What else did you hear that first year? How to hold the sword, jo ha kyu, metsuke, meri hari? Yeah, the high level stuff. So high it takes a decade to start seeing it. Seriously.
Teaching the old way
What about the new guy? What was he doing during all this high level yap yap? He was learning the old way, as in “go back there where you can see and do what she’s doing”. Watch and do, don’t think about it, and you’re not going to get taught.
Old sensei trick. Of course he’s being taught, he’s being taught to see, and put it into his hands and legs without writing a lot of garbage in his head along the way. Every time a teacher corrects something, it gets written in the brain in big neon letters a mile high. After ten years you may have rewritten those first IMPORTANT instructions enough times that they shrink a bit, at that point, the book in your head may have faded enough for you to actually see things instead of reading about them.
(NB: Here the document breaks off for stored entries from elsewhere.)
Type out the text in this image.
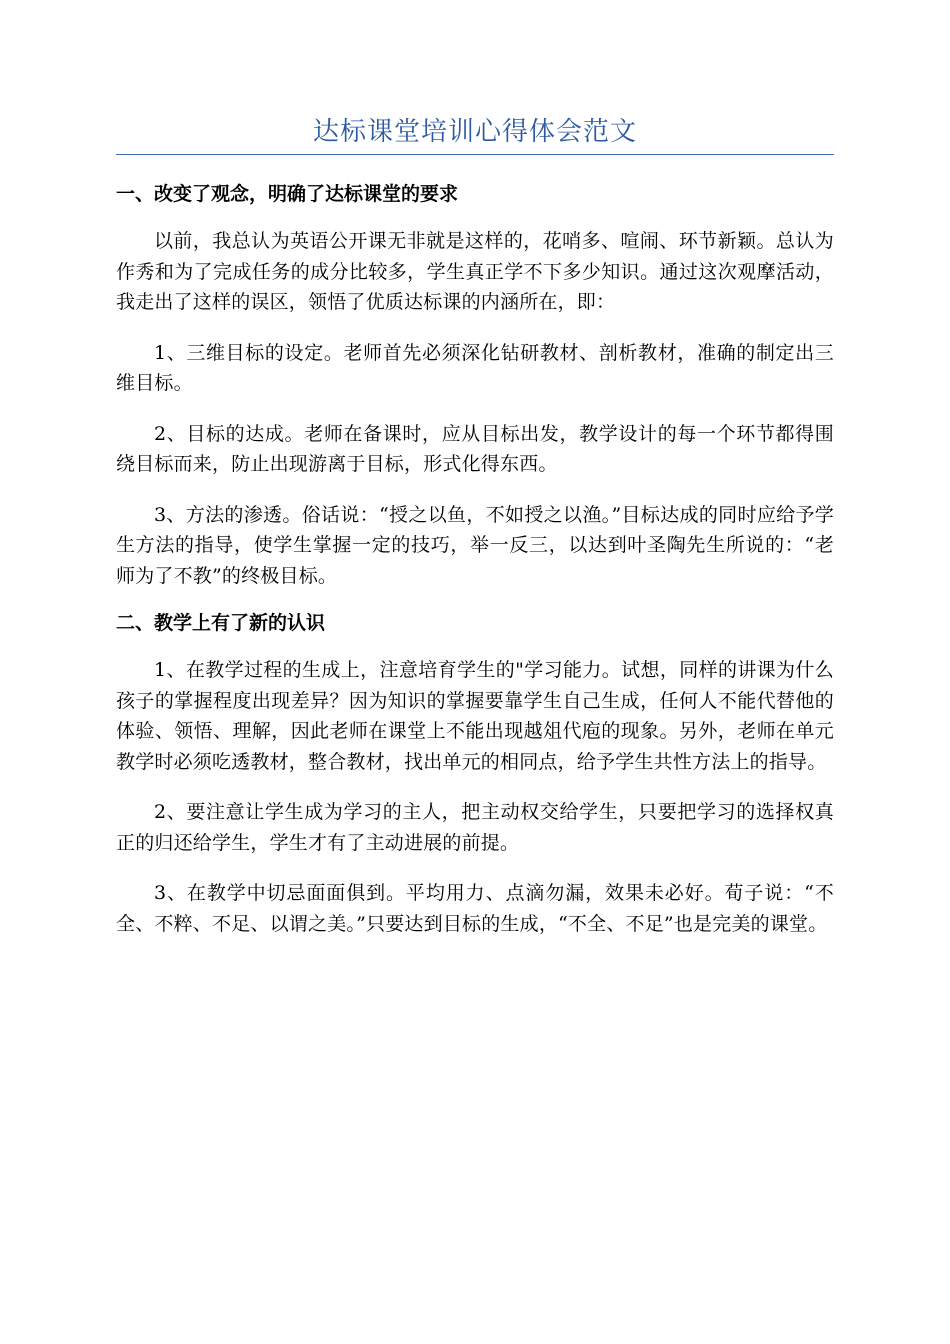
达标课堂培训心得体会范文
一、改变了观念，明确了达标课堂的要求

以前，我总认为英语公开课无非就是这样的，花哨多、喧闹、环节新颖。总认为作秀和为了完成任务的成分比较多，学生真正学不下多少知识。通过这次观摩活动，我走出了这样的误区，领悟了优质达标课的内涵所在，即：

1、三维目标的设定。老师首先必须深化钻研教材、剖析教材，准确的制定出三维目标。

2、目标的达成。老师在备课时，应从目标出发，教学设计的每一个环节都得围绕目标而来，防止出现游离于目标，形式化得东西。

3、方法的渗透。俗话说：“授之以鱼，不如授之以渔。”目标达成的同时应给予学生方法的指导，使学生掌握一定的技巧，举一反三，以达到叶圣陶先生所说的：“老师为了不教”的终极目标。

二、教学上有了新的认识

1、在教学过程的生成上，注意培育学生的"学习能力。试想，同样的讲课为什么孩子的掌握程度出现差异？因为知识的掌握要靠学生自己生成，任何人不能代替他的体验、领悟、理解，因此老师在课堂上不能出现越俎代庖的现象。另外，老师在单元教学时必须吃透教材，整合教材，找出单元的相同点，给予学生共性方法上的指导。

2、要注意让学生成为学习的主人，把主动权交给学生，只要把学习的选择权真正的归还给学生，学生才有了主动进展的前提。

3、在教学中切忌面面俱到。平均用力、点滴勿漏，效果未必好。荀子说：“不全、不粹、不足、以谓之美。”只要达到目标的生成，“不全、不足”也是完美的课堂。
If you don’t get told everything right away, if you don’t get taught so that you never finish a kata before being stopped and corrected, you may just be able to learn with your body instead.
New guy did all 12 Seitei Gata iai kata quite well by the end of an hour and a half. Hopefully he won’t remember how to do any of them, hopefully he was just copying. Next time he copies them his body will get there a bit faster. If he doesn’t think about it, if he isn’t forced to think about it by some teacher trying to “explain things”, he will start to “feel” how they work.
Look up mirror neurons.
This is the Shu part of Shu Ha Ri. It really is. When sensei is correcting every little twitch and wiggle you’re in Ha, the place where you break things down and write that book in your head. That’s the book you have to get rid of in order to get to Ri.
Let them flounder, let them make that direct connection between eyes and body. That will come in handy in ten years when they are looking at you trying to see that micromovement of your head just before your body does.
And suddenly that student has her sword in your face just before you attack.
This stuff is NOT about the figures in figure skating. It’s not about doing something over and over exactly the same way, going around the figure-8 twenty times and leaving a single line on the ice. At least not in my world, that’s not how I was taught so it’s not what I’m passing along.